Economist Thomas Picketty estimates that fully 47 percent of Americans don’t own more property than their TVs, smartphones, cars, clothes, a few possessions, the majority locked into high interest payments even on these. I’ll wager the percentage is higher in Nevada. How much does white privilege rely on prioritizing wealth over equal opportunity and human life? Higher education offers reliable tickets out of this economic injustice, and it teaches a core of humane values pertinent to our historical moment as a nation. That doesn’t seem to matter to the powers-that be who know the price of everything at the expense of equal opportunity.

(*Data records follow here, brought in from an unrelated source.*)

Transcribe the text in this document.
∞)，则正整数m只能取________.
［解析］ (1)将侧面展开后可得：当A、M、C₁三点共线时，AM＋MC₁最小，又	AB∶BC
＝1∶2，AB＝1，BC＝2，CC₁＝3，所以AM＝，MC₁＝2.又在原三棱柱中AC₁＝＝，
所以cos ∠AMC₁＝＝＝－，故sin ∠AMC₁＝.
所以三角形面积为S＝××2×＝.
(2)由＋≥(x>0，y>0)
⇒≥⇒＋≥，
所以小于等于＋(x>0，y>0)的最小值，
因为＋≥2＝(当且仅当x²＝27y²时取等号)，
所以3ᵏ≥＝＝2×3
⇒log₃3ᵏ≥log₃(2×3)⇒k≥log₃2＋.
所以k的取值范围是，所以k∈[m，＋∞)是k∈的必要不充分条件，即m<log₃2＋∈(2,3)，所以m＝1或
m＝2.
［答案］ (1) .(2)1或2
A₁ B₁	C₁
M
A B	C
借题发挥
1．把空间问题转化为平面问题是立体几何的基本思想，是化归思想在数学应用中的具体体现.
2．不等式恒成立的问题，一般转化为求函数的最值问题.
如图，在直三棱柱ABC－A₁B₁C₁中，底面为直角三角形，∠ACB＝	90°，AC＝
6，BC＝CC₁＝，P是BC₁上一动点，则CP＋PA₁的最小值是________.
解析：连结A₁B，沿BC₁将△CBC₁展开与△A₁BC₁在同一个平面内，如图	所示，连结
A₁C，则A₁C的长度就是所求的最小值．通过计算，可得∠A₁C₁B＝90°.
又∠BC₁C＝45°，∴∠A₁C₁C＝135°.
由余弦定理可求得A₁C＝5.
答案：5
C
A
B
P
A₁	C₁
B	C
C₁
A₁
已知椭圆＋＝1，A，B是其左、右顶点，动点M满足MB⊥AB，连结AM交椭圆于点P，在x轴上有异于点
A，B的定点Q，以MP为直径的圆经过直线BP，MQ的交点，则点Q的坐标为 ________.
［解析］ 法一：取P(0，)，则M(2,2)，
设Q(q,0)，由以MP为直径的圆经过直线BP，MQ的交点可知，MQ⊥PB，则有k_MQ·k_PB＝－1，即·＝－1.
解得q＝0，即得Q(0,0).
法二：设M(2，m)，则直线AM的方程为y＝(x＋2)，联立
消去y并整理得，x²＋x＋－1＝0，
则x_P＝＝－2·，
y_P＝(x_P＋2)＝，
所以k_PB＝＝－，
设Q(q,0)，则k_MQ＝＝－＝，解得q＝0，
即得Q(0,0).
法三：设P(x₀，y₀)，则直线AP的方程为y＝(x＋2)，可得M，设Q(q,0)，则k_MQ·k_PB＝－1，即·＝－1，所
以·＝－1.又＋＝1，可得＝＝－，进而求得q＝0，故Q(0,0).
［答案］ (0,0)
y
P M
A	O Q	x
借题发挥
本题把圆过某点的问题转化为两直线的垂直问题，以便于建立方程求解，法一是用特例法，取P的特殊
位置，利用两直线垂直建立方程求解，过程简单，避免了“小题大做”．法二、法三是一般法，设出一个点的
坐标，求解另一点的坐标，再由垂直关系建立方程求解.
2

On the excuse of the dire revenue crisis caused by the pandemic, those same powers are beginning the process of higher education’s dismantling, in Nevada and across the nation.  

They do not have to do this, not in our state. The third phase of COVID-19 federal relief could help prevent such destruction, the “American Modernization Initiative” in Congress, if it can earn enough bipartisan support. And if not that, Nevada provides in its statutes NRS 396.80 and NRS 396.81 authority to the Board of Regents to apply for loans or bonds that could stretch out drastic cuts over a period of years to mitigate such losses and help to secure vital resources to support progress. Many faculty and institutional leaders are strongly against doing this, saying, “We can’t mortgage our way out of this crisis.” They’re preparing for complicity in the swift shrinking of our colleges and universities along with their missions at a time when our society most needs them. For forty years, political and community leaders have been shoving business and marketplace slogans down the throats of faculty to reshape higher education, so why not consider doing exactly what a business would do if a tornado blew the roof off? 

Voice in the wilderness, still, for the sake of economic justice, there must be a way. 

James Baldwin states in the documentary film ,“I Am Not Your Negro”: “In America, I was free only in battle and never free to rest.” Six decades later, that the same battle continues is a marker of our national tragedy. State leaders in Nevada must heed the warning, to paraphrase Baldwin’s famous essay, that the fires next time will be a righteous burning.   

Douglas Unger is the immediate past chair of the Council of Faculty Senate Chairs of Nevada System of Higher Education, and the president-elect of the UNLV Chapter of the Nevada Faculty Alliance.